Artificial Neural Network Approach for the Identification of Clove Buds Origin Based on Metabolites Composition
This paper examines the use of artificial neural network approach in identifying the origin of clove buds based on metabolites composition. Generally, large data sets are critical for accurate identification. Machine learning with large data sets lead to precise identification based on origins. However, clove buds uses small data sets due to lack of metabolites composition and their high cost of extraction. The results show that backpropagation and resilient propagation with one and two hidden layers identifies clove buds origin accurately. The backpropagation with one hidden layer offers 99.91% and 99.47% for training and testing data sets, respectively. The resilient propagation with two hidden layers offers 99.96% and 97.89% accuracy for training and testing data sets, respectively.
💡 Research Summary
This paper investigates the application of artificial neural networks (ANNs) for classifying the geographic origin of clove buds based on their metabolite profiles. The authors used a relatively small dataset comprising 94 experimental samples, each characterized by concentrations of 47 metabolites. The samples represent four Indonesian regions—Java, Bali, Manado, and Toli‑Toli—with each region encoded as a unique 4‑bit binary label (e.g., Java = 1000).

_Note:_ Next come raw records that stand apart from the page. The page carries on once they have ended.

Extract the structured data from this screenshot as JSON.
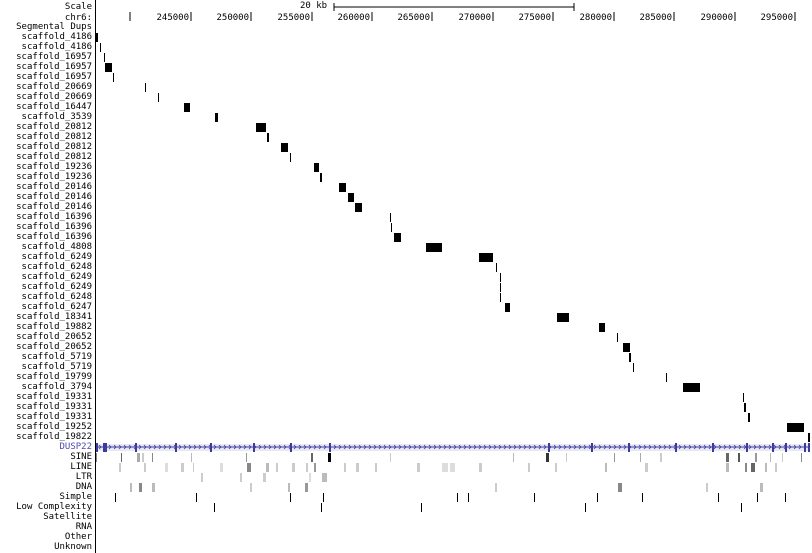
{
  "header": {
    "scale_label": "Scale",
    "chrom_label": "chr6:",
    "scale_value": "20 kb"
  },
  "ruler": {
    "ticks": [
      "245000",
      "250000",
      "255000",
      "260000",
      "265000",
      "270000",
      "275000",
      "280000",
      "285000",
      "290000",
      "295000"
    ]
  },
  "segdups": {
    "title": "Segmental Dups",
    "items": [
      {
        "label": "scaffold_4186",
        "s": 95,
        "e": 98
      },
      {
        "label": "scaffold_4186",
        "s": 100,
        "e": 101
      },
      {
        "label": "scaffold_16957",
        "s": 104,
        "e": 105
      },
      {
        "label": "scaffold_16957",
        "s": 105,
        "e": 112
      },
      {
        "label": "scaffold_16957",
        "s": 113,
        "e": 114
      },
      {
        "label": "scaffold_20669",
        "s": 145,
        "e": 146
      },
      {
        "label": "scaffold_20669",
        "s": 158,
        "e": 159
      },
      {
        "label": "scaffold_16447",
        "s": 184,
        "e": 190
      },
      {
        "label": "scaffold_3539",
        "s": 215,
        "e": 218
      },
      {
        "label": "scaffold_20812",
        "s": 256,
        "e": 266
      },
      {
        "label": "scaffold_20812",
        "s": 267,
        "e": 269
      },
      {
        "label": "scaffold_20812",
        "s": 281,
        "e": 288
      },
      {
        "label": "scaffold_20812",
        "s": 290,
        "e": 291
      },
      {
        "label": "scaffold_19236",
        "s": 314,
        "e": 319
      },
      {
        "label": "scaffold_19236",
        "s": 320,
        "e": 322
      },
      {
        "label": "scaffold_20146",
        "s": 339,
        "e": 346
      },
      {
        "label": "scaffold_20146",
        "s": 348,
        "e": 354
      },
      {
        "label": "scaffold_20146",
        "s": 355,
        "e": 362
      },
      {
        "label": "scaffold_16396",
        "s": 390,
        "e": 391
      },
      {
        "label": "scaffold_16396",
        "s": 391,
        "e": 392
      },
      {
        "label": "scaffold_16396",
        "s": 394,
        "e": 401
      },
      {
        "label": "scaffold_4808",
        "s": 426,
        "e": 442
      },
      {
        "label": "scaffold_6249",
        "s": 479,
        "e": 493
      },
      {
        "label": "scaffold_6248",
        "s": 496,
        "e": 497
      },
      {
        "label": "scaffold_6249",
        "s": 500,
        "e": 501
      },
      {
        "label": "scaffold_6249",
        "s": 500,
        "e": 501
      },
      {
        "label": "scaffold_6248",
        "s": 500,
        "e": 501
      },
      {
        "label": "scaffold_6247",
        "s": 505,
        "e": 510
      },
      {
        "label": "scaffold_18341",
        "s": 557,
        "e": 569
      },
      {
        "label": "scaffold_19882",
        "s": 599,
        "e": 605
      },
      {
        "label": "scaffold_20652",
        "s": 617,
        "e": 618
      },
      {
        "label": "scaffold_20652",
        "s": 623,
        "e": 630
      },
      {
        "label": "scaffold_5719",
        "s": 629,
        "e": 631
      },
      {
        "label": "scaffold_5719",
        "s": 633,
        "e": 634
      },
      {
        "label": "scaffold_19799",
        "s": 666,
        "e": 667
      },
      {
        "label": "scaffold_3794",
        "s": 683,
        "e": 700
      },
      {
        "label": "scaffold_19331",
        "s": 743,
        "e": 744
      },
      {
        "label": "scaffold_19331",
        "s": 744,
        "e": 746
      },
      {
        "label": "scaffold_19331",
        "s": 748,
        "e": 750
      },
      {
        "label": "scaffold_19252",
        "s": 787,
        "e": 804
      },
      {
        "label": "scaffold_19822",
        "s": 808,
        "e": 810
      }
    ]
  },
  "gene": {
    "label": "DUSP22",
    "exons": [
      96,
      103,
      105,
      135,
      175,
      210,
      253,
      290,
      329,
      548,
      591,
      628,
      675,
      712,
      746,
      772,
      785,
      804,
      808
    ]
  },
  "repeats": {
    "classes": [
      {
        "label": "SINE",
        "marks": [
          [
            96,
            1,
            "#888"
          ],
          [
            121,
            1,
            "#666"
          ],
          [
            137,
            3,
            "#aaa"
          ],
          [
            142,
            2,
            "#ccc"
          ],
          [
            152,
            1,
            "#888"
          ],
          [
            191,
            1,
            "#bbb"
          ],
          [
            246,
            1,
            "#999"
          ],
          [
            311,
            2,
            "#666"
          ],
          [
            328,
            3,
            "#000"
          ],
          [
            390,
            1,
            "#ccc"
          ],
          [
            513,
            1,
            "#bbb"
          ],
          [
            546,
            3,
            "#333"
          ],
          [
            566,
            1,
            "#ccc"
          ],
          [
            614,
            1,
            "#999"
          ],
          [
            640,
            1,
            "#aaa"
          ],
          [
            660,
            2,
            "#ccc"
          ],
          [
            726,
            3,
            "#666"
          ],
          [
            738,
            2,
            "#555"
          ],
          [
            755,
            2,
            "#999"
          ],
          [
            770,
            1,
            "#bbb"
          ],
          [
            782,
            1,
            "#ccc"
          ],
          [
            801,
            1,
            "#888"
          ]
        ]
      },
      {
        "label": "LINE",
        "marks": [
          [
            119,
            2,
            "#ccc"
          ],
          [
            144,
            2,
            "#ccc"
          ],
          [
            165,
            3,
            "#ddd"
          ],
          [
            181,
            3,
            "#ccc"
          ],
          [
            193,
            1,
            "#ccc"
          ],
          [
            220,
            3,
            "#ddd"
          ],
          [
            247,
            4,
            "#888"
          ],
          [
            266,
            3,
            "#bbb"
          ],
          [
            276,
            2,
            "#ccc"
          ],
          [
            292,
            3,
            "#ccc"
          ],
          [
            306,
            2,
            "#ccc"
          ],
          [
            314,
            2,
            "#999"
          ],
          [
            344,
            2,
            "#ccc"
          ],
          [
            356,
            3,
            "#ccc"
          ],
          [
            375,
            2,
            "#ccc"
          ],
          [
            417,
            3,
            "#ccc"
          ],
          [
            442,
            6,
            "#ddd"
          ],
          [
            450,
            5,
            "#ddd"
          ],
          [
            479,
            3,
            "#ccc"
          ],
          [
            528,
            2,
            "#ccc"
          ],
          [
            555,
            2,
            "#ccc"
          ],
          [
            605,
            2,
            "#bbb"
          ],
          [
            645,
            3,
            "#ccc"
          ],
          [
            726,
            3,
            "#bbb"
          ],
          [
            745,
            2,
            "#888"
          ],
          [
            751,
            4,
            "#666"
          ],
          [
            765,
            2,
            "#bbb"
          ],
          [
            775,
            2,
            "#ccc"
          ]
        ]
      },
      {
        "label": "LTR",
        "marks": [
          [
            201,
            2,
            "#ccc"
          ],
          [
            240,
            2,
            "#ccc"
          ],
          [
            263,
            3,
            "#ccc"
          ],
          [
            309,
            2,
            "#ddd"
          ],
          [
            322,
            5,
            "#bbb"
          ]
        ]
      },
      {
        "label": "DNA",
        "marks": [
          [
            130,
            2,
            "#bbb"
          ],
          [
            139,
            3,
            "#888"
          ],
          [
            152,
            3,
            "#bbb"
          ],
          [
            250,
            2,
            "#ccc"
          ],
          [
            288,
            2,
            "#bbb"
          ],
          [
            305,
            3,
            "#999"
          ],
          [
            495,
            2,
            "#ccc"
          ],
          [
            618,
            4,
            "#888"
          ],
          [
            706,
            2,
            "#ccc"
          ],
          [
            760,
            3,
            "#bbb"
          ]
        ]
      },
      {
        "label": "Simple",
        "marks": [
          [
            115,
            1,
            "#000"
          ],
          [
            196,
            1,
            "#000"
          ],
          [
            290,
            1,
            "#000"
          ],
          [
            323,
            1,
            "#000"
          ],
          [
            457,
            1,
            "#000"
          ],
          [
            468,
            1,
            "#000"
          ],
          [
            534,
            1,
            "#000"
          ],
          [
            597,
            1,
            "#000"
          ],
          [
            642,
            1,
            "#000"
          ],
          [
            718,
            1,
            "#000"
          ],
          [
            757,
            1,
            "#000"
          ],
          [
            785,
            1,
            "#000"
          ]
        ]
      },
      {
        "label": "Low Complexity",
        "marks": [
          [
            214,
            1,
            "#000"
          ],
          [
            321,
            1,
            "#000"
          ],
          [
            421,
            1,
            "#000"
          ],
          [
            585,
            1,
            "#000"
          ],
          [
            741,
            1,
            "#000"
          ]
        ]
      },
      {
        "label": "Satellite",
        "marks": []
      },
      {
        "label": "RNA",
        "marks": []
      },
      {
        "label": "Other",
        "marks": []
      },
      {
        "label": "Unknown",
        "marks": []
      }
    ]
  },
  "colors": {
    "feature": "#000000",
    "gene": "#3b3b9c",
    "gene_bg": "#e8e8f4"
  }
}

Data preprocessing was a critical step due to the wide concentration range (10⁻⁴ to 10) and the presence of zero values. The authors applied a logarithmic transformation to all non‑zero measurements and replaced zeros with 10⁻⁵, a value one order of magnitude below the smallest observed concentration, to preserve the biological significance of absent metabolites. Subsequently, each variable was normalized using a z‑score approach (subtracting the mean and dividing by the standard deviation) to ensure equal contribution of all metabolites during training.
Two ANN learning algorithms were evaluated: standard backpropagation (B‑Prop) and resilient propagation (R‑Prop). Network architectures varied in the number of hidden layers and neurons. The input layer always contained 47 neurons (one per metabolite) and the output layer 4 neurons (binary code). For B‑Prop, the authors tested a single hidden layer with 15 neurons (derived from the Shibata‑Ikeda rule Nₕ ≈ √(Nᵢ·Nₒ) ≈ 13, rounded up) and several two‑hidden‑layer configurations (3‑5, 4‑6, 5‑7, 6‑8 neurons). For R‑Prop, only two‑hidden‑layer configurations were examined, using the same neuron counts.
Training employed an 80 %/20 % split of the dataset, repeated 30 times with random selection to obtain robust average performance metrics. Hyperparameters were fixed across experiments: learning rate = 0.9, momentum = 0.1, maximum epochs = 5000, and an error target of 10⁻³. Performance was measured by classification accuracy, mean squared error (MSE), and coefficient of determination (R²).
Results showed that the B‑Prop network with a single hidden layer (47‑15‑4) achieved the best overall performance: 99.91 % training accuracy, 99.47 % testing accuracy, MSE = 0.0721/0.0773, and R² ≈ 0.99/0.98. In contrast, increasing the number of hidden layers generally reduced performance; the two‑hidden‑layer B‑Prop models exhibited lower accuracies (down to ~73 % testing) and higher MSEs, confirming that added complexity led to over‑fitting on the limited data.
R‑Prop with two hidden layers performed comparably in training (up to 99.96 % accuracy for the 47‑5‑7‑4 architecture) but lagged in testing (97.89 % accuracy), indicating that while R‑Prop converges quickly, its generalization suffers when data are scarce. The authors attribute this to the algorithm’s aggressive weight‑update scheme, which can amplify noise in small datasets.
The study concludes that even with a modest sample size, ANN models—particularly a simple backpropagation network with one hidden layer—can reliably discriminate clove bud origins based on metabolite fingerprints. The findings underscore the importance of balancing model complexity against data availability; adding hidden layers or neurons beyond a certain point yields diminishing returns and may introduce local‑minimum trapping.
Future work suggested includes expanding the dataset, applying data‑augmentation or cross‑validation techniques, exploring ensemble methods, and benchmarking against alternative classifiers such as support vector machines or random forests. Such extensions would help validate the robustness of the proposed approach and potentially improve its applicability to other food‑authentication problems where metabolomic data are limited.